I don't drink coffee, but I love juice. I like beer, but I am picky. I don't make a ton of money, but the difference my work makes is priceless. I am confident, but not within all areas of myself. I love being the big spoon during cuddle sessions. I hate clothes, but enjoy wearing cute outfits. I tend to steal sheets/covers, but I don't snore. I like to look at the person I am sleeping next to while they are sleeping, hoping they are dreaming about something wonderful. I love getting surprise texts that make me smile. I love taking pictures, and you will have no idea when I am taking half of them.

I love and appreciate raw emotions and honesty, no matter how bad it hurts sometimes. I am the type of partner that supports you 100%, and you will never go a day without knowing how much you mean. You will never have to wonder if you are good enough or if you are loved. I love notes, no matter if they are one line or twenty. I love simple surprises, and would rather receive a sweet or smart ass text than a gift. I appreciate creative gestures. I love musicals, and theater, but have never been to a Broadway show. I am not into fancy dates, for I would rather have a picnic in the park, cook dinner together, or binge watch movies or shows under covers.

I love the water, people's accents, and open-mindedness. I try not to hate, but sometimes I find myself using the word. I like to travel and try new things. I like firsts, especially if it's an adventure with someone else who is experiencing it for the first time as well. I'd rather go camping than stay in a fancy hotel, and when I travel, I don't want to plan where I go...I just want to go. I appreciate random thoughts and ideas. I have many fears, but I love a good challenge. I love finding commonalities with other people, but I appreciate our differences more. I love to learn, and strive to teach.

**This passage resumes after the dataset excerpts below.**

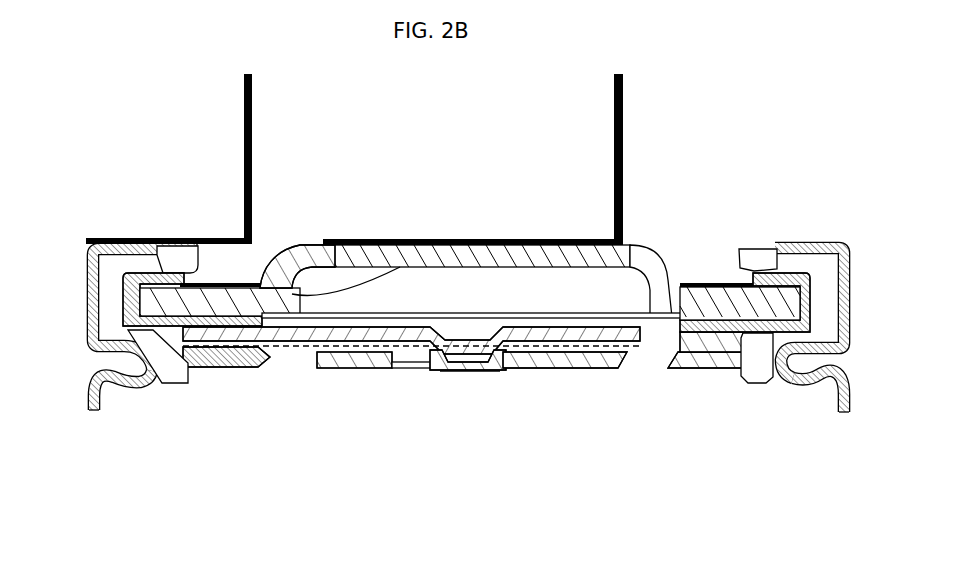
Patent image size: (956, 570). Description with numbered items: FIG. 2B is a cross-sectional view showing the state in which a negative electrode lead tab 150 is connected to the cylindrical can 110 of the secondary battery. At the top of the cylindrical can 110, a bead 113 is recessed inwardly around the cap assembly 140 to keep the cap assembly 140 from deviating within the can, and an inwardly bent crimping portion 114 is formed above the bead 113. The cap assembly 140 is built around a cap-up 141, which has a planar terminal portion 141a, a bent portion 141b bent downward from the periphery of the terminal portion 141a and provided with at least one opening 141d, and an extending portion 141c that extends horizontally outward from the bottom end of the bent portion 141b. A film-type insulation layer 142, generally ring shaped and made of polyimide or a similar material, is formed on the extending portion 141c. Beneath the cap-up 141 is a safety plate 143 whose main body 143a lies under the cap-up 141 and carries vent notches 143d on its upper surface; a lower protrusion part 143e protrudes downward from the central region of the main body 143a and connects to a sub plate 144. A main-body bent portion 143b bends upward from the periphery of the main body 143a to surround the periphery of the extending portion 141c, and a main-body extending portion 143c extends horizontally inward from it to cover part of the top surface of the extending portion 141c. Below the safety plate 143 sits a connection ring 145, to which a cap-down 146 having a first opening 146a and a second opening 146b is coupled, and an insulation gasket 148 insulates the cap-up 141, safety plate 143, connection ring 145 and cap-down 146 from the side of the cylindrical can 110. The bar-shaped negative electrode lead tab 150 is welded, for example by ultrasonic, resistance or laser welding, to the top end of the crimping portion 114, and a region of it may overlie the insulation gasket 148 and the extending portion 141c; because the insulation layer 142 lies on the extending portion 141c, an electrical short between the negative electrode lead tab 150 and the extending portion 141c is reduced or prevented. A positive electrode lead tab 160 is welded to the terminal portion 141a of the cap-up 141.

The cylindrical can 110 is at (92, 413).
The bead 113 is at (112, 365).
The crimping portion 114 is at (138, 244).
The cap assembly 140 is at (651, 216).
The cap-up 141 is at (458, 221).
The terminal portion 141a is at (508, 240).
The bent portion 141b is at (371, 239).
The extending portion 141c is at (245, 287).
The opening 141d is at (590, 241).
The insulation layer 142 is at (222, 286).
The safety plate 143 is at (644, 377).
The main body 143a is at (690, 345).
The main-body bent portion 143b is at (809, 385).
The main-body extending portion 143c is at (746, 392).
The vent notches 143d is at (628, 350).
The lower protrusion part 143e is at (472, 373).
The sub plate 144 is at (403, 372).
The connection ring 145 is at (220, 368).
The cap-down 146 is at (340, 372).
The first opening 146a is at (433, 373).
The second opening 146b is at (275, 362).
The insulation gasket 148 is at (171, 385).
The negative electrode lead tab 150 is at (253, 96).
The positive electrode lead tab 160 is at (624, 96).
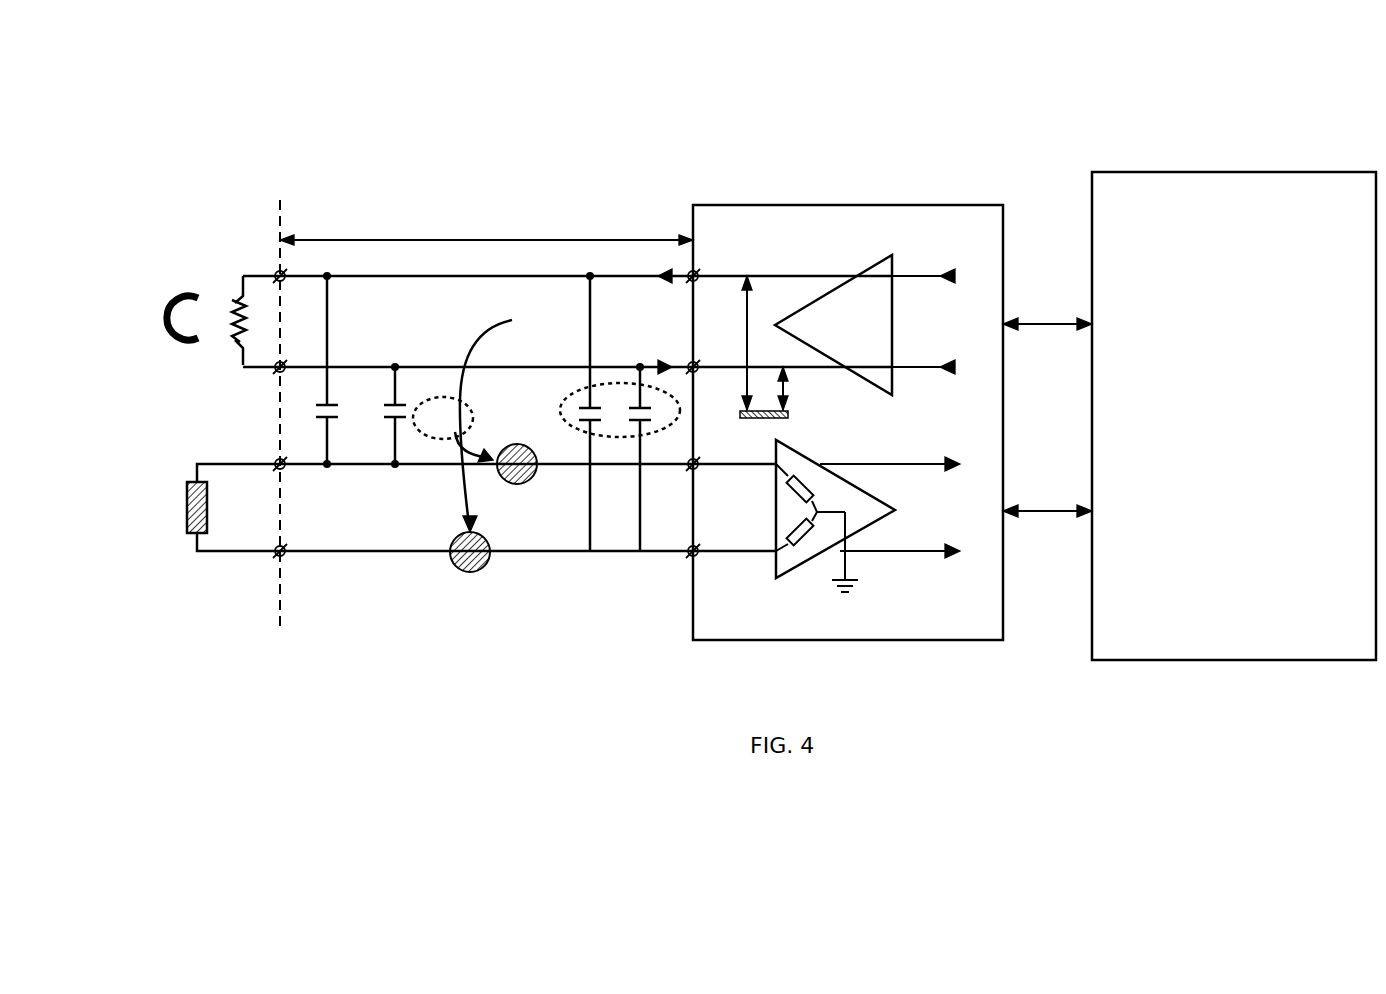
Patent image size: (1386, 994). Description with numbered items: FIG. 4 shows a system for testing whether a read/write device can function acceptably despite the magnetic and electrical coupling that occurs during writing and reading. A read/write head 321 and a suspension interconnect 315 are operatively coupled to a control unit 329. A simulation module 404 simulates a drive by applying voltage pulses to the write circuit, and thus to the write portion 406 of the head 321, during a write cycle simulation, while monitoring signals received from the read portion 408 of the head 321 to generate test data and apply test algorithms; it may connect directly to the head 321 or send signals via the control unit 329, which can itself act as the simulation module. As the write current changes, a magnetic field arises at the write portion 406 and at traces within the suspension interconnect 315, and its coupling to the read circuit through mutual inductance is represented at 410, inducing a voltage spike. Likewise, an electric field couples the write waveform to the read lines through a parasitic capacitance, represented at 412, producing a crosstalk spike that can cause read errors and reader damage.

I stress about money and my future sometimes. I go through bouts of anxiety, and sometimes have unrealistic fears. I also have grandiose ideas, and I like to invent things. I can be impatient sometimes, though I am a pretty patient person for the most part. I am extremely understanding, almost to a fault. I like to play devil's advocate to gain/promote perspective. I am a great listener, and I research the hell out of something before I invest in it. I don't like to give advice, rather I guide people to coming up with their own solutions. Forgiveness is my superpower. Letting go is not.

I'm just a girl. I don't pretend to be anything else, and I don't wish to be anyone else. This is me. You can take it or leave it. Just remember, if you decide to take it, you're agreeing to take all of it. If you decide to leave it, please leave it in a way that reflects dignity and value... I am worth at least that much. We all are.